The fractal, as something that reflects light within the structures of itself, must reflect the angles of itself within itself, making itself infinite. At once, absorbing itself and projecting itself (like an infection.) Darkness cannot be reflected. The contours of something dark must be outlined or illuminated by light in order for its map to be absorbed and then reflected. The lost vacationer gazes upon a fractal, visualizing the fruition of it. In gazing, he absorbs the light of the infinite fractal and becomes a part of the interchange, unaware of his newfangled infinitude.
6.
Mirror rim (all its
sides reversed)is
still a mirror rim.
A fractal is a fatal
arc (an act as artful
as a fall): a snow-
flake knows a leaf.
Here, the fractal is a fatal arc: something that falls beautifully to its death, but lives by reflecting infinitely, the dying.

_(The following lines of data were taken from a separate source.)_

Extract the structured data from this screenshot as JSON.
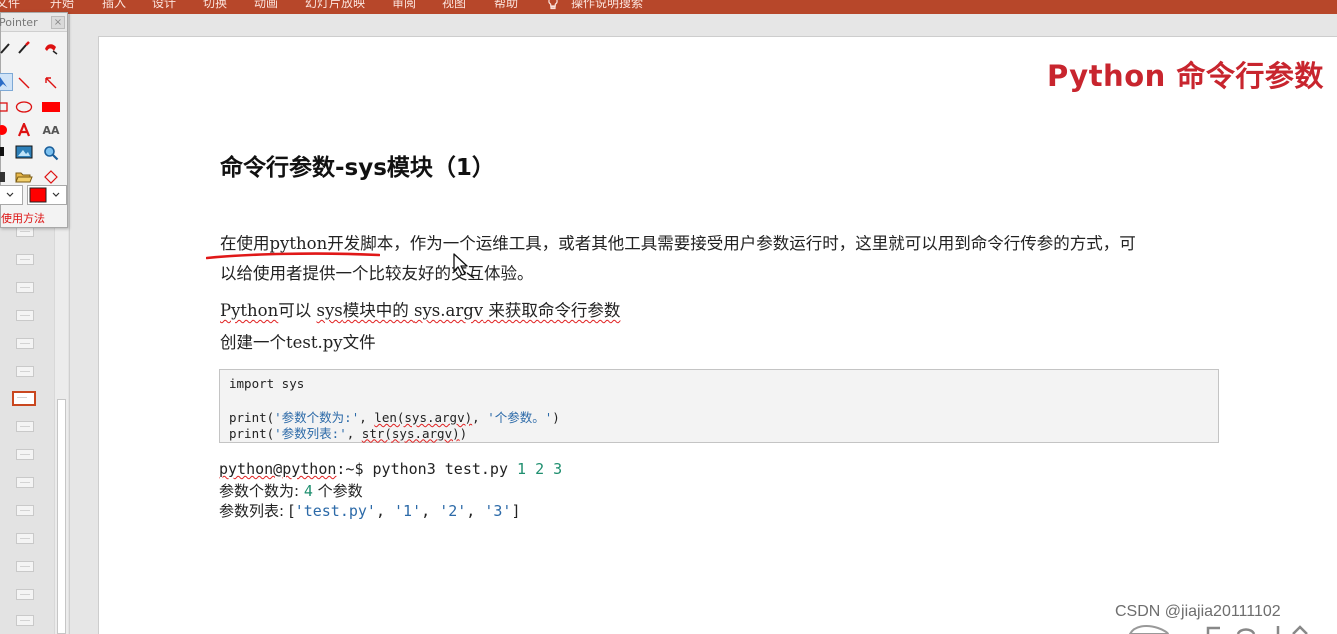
{
  "ribbon": {
    "tabs": [
      "文件",
      "开始",
      "插入",
      "设计",
      "切换",
      "动画",
      "幻灯片放映",
      "审阅",
      "视图",
      "帮助"
    ],
    "search_placeholder": "操作说明搜索"
  },
  "toolbox": {
    "title": "Pointer",
    "close_label": "×",
    "help_text": "使用方法",
    "text_tool_label": "AA",
    "colors": {
      "pen": "#ff0000",
      "accent": "#d11111"
    }
  },
  "slide": {
    "title": "Python 命令行参数",
    "heading": "命令行参数-sys模块（1）",
    "para1_line1": "在使用python开发脚本，作为一个运维工具，或者其他工具需要接受用户参数运行时，这里就可以用到命令行传参的方式，可",
    "para1_line2": "以给使用者提供一个比较友好的交互体验。",
    "para2": {
      "p1": "Python",
      "p2": "可以 ",
      "p3": "sys",
      "p4": "模块中的 ",
      "p5": "sys.argv",
      "p6": " 来获取命令行参数"
    },
    "para3": "创建一个test.py文件",
    "code": {
      "line1": "import sys",
      "line3": {
        "a": "print(",
        "b": "'参数个数为:'",
        "c": ", ",
        "d": "len(sys.argv)",
        "e": ", ",
        "f": "'个参数。'",
        "g": ")"
      },
      "line4": {
        "a": "print(",
        "b": "'参数列表:'",
        "c": ", ",
        "d": "str(sys.argv)",
        "e": ")"
      }
    },
    "terminal": {
      "prompt": "python@python",
      "path": ":~$ python3 test.py ",
      "args": "1 2 3",
      "out1_label": "参数个数为: ",
      "out1_num": "4",
      "out1_suffix": " 个参数",
      "out2_label": "参数列表: [",
      "out2_s1": "'test.py'",
      "out2_sep1": ", ",
      "out2_s2": "'1'",
      "out2_sep2": ", ",
      "out2_s3": "'2'",
      "out2_sep3": ", ",
      "out2_s4": "'3'",
      "out2_end": "]"
    },
    "colors": {
      "title": "#c8252e",
      "string": "#2c6aa8",
      "number": "#1f8f6f"
    }
  },
  "watermark": "CSDN @jiajia20111102"
}
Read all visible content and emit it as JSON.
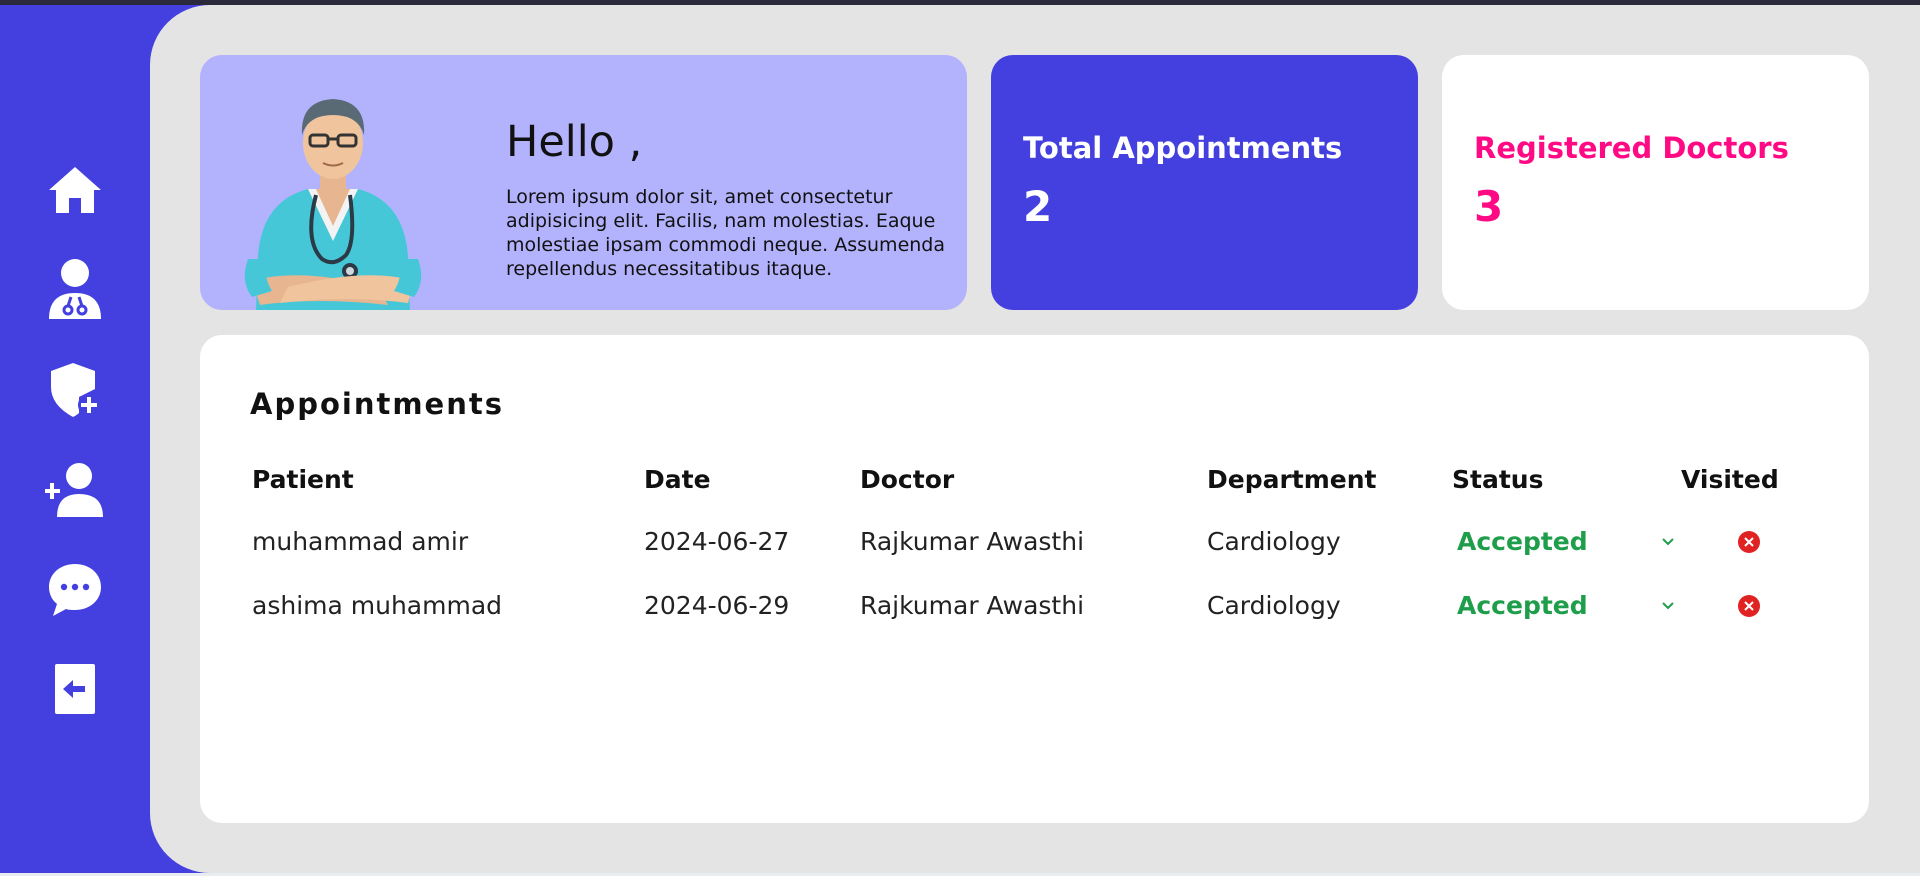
{
  "sidebar": {
    "icons": [
      "home-icon",
      "doctor-icon",
      "shield-plus-icon",
      "add-user-icon",
      "chat-icon",
      "logout-icon"
    ]
  },
  "welcome": {
    "title": "Hello ,",
    "text": "Lorem ipsum dolor sit, amet consectetur adipisicing elit. Facilis, nam molestias. Eaque molestiae ipsam commodi neque. Assumenda repellendus necessitatibus itaque."
  },
  "stats": {
    "total_label": "Total Appointments",
    "total_value": "2",
    "doctors_label": "Registered Doctors",
    "doctors_value": "3"
  },
  "appointments": {
    "title": "Appointments",
    "columns": [
      "Patient",
      "Date",
      "Doctor",
      "Department",
      "Status",
      "Visited"
    ],
    "rows": [
      {
        "patient": "muhammad amir",
        "date": "2024-06-27",
        "doctor": "Rajkumar Awasthi",
        "department": "Cardiology",
        "status": "Accepted",
        "visited": false
      },
      {
        "patient": "ashima muhammad",
        "date": "2024-06-29",
        "doctor": "Rajkumar Awasthi",
        "department": "Cardiology",
        "status": "Accepted",
        "visited": false
      }
    ]
  },
  "colors": {
    "brand": "#4440df",
    "accent_pink": "#ff0a84",
    "status_accepted": "#1e9e4a",
    "visited_no": "#e02222",
    "welcome_bg": "#b3b2fc"
  }
}
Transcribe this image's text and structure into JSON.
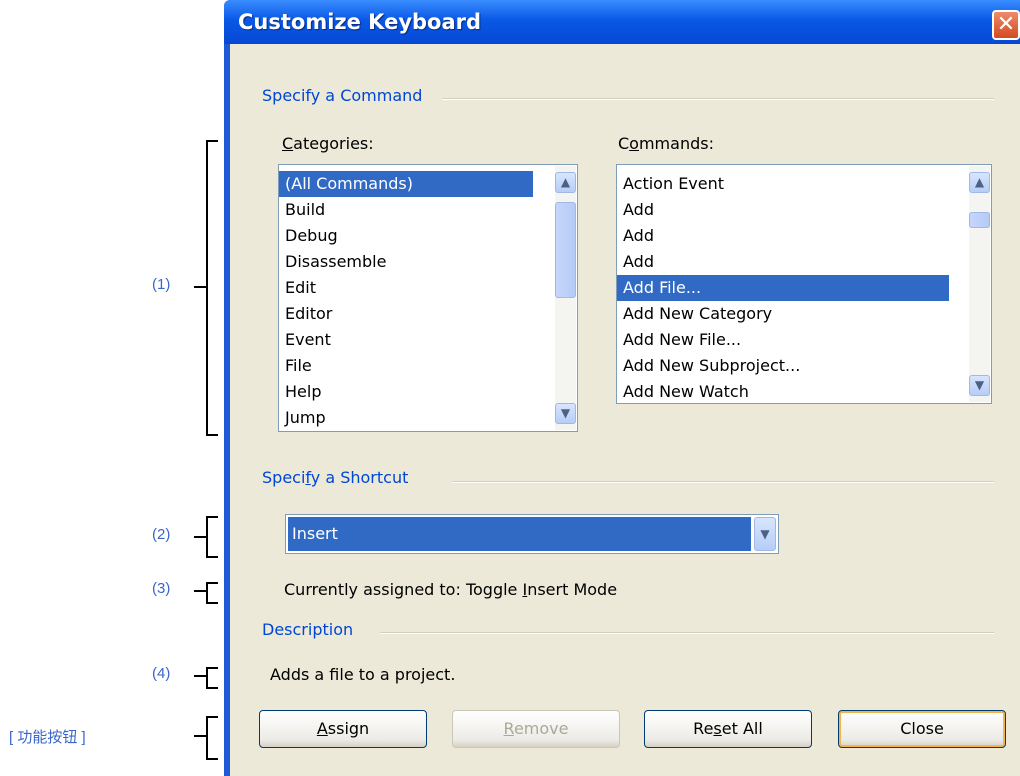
{
  "annotations": {
    "a1": "(1)",
    "a2": "(2)",
    "a3": "(3)",
    "a4": "(4)",
    "a5": "[ 功能按钮 ]"
  },
  "dialog": {
    "title": "Customize Keyboard",
    "close_glyph": "✕"
  },
  "command_group": {
    "title": "Specify a Command",
    "categories_label": "Categories:",
    "commands_label": "Commands:",
    "categories": [
      "(All Commands)",
      "Build",
      "Debug",
      "Disassemble",
      "Edit",
      "Editor",
      "Event",
      "File",
      "Help",
      "Jump"
    ],
    "commands": [
      "Action Event",
      "Add",
      "Add",
      "Add",
      "Add File...",
      "Add New Category",
      "Add New File...",
      "Add New Subproject...",
      "Add New Watch"
    ]
  },
  "shortcut_group": {
    "title": "Specify a Shortcut",
    "shortcut_value": "Insert",
    "assigned_prefix": "Currently assigned to: Toggle ",
    "assigned_cmd_first": "I",
    "assigned_cmd_rest": "nsert Mode"
  },
  "description_group": {
    "title": "Description",
    "text": "Adds a file to a project."
  },
  "buttons": {
    "assign": "Assign",
    "remove": "Remove",
    "reset_all": "Reset All",
    "close": "Close"
  },
  "icons": {
    "up": "▲",
    "down": "▼"
  }
}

Snowflakes and fall leaves, too, commit the fall that results in death. They travel the map of their domain, earth-bound whilst lingering in the sky. Language Re-presented as a fractal map, commits the same fall- and like the snowflake and the leaf, is infinitely resurrected so long as there are rulers and vacationers to perpetuate the process, infinitely reflecting and absorbing the light of language.
Man as one who creates and gazes upon the fractal is part of the dialectic. He is both within it, as a lost vacationer, and without it, as its ruler. In so far as man is within, he must dwell there. And without, it must be inside him. Denying the body is dangerous to the act of constructing and the act of dwelling. Denying the body is contradictory to “acting.”Acting means performing, and in order to perform, man must use his body. Bok needs his heart to breathe life into the motions, to act as raconteur through exhalation of the exaltations of lingual maps. But his heart is stabbed. And his cry is trapped in trope. The entropy of blood announces his tragedy- a performance that is strikingly eerie in the denial of its-self.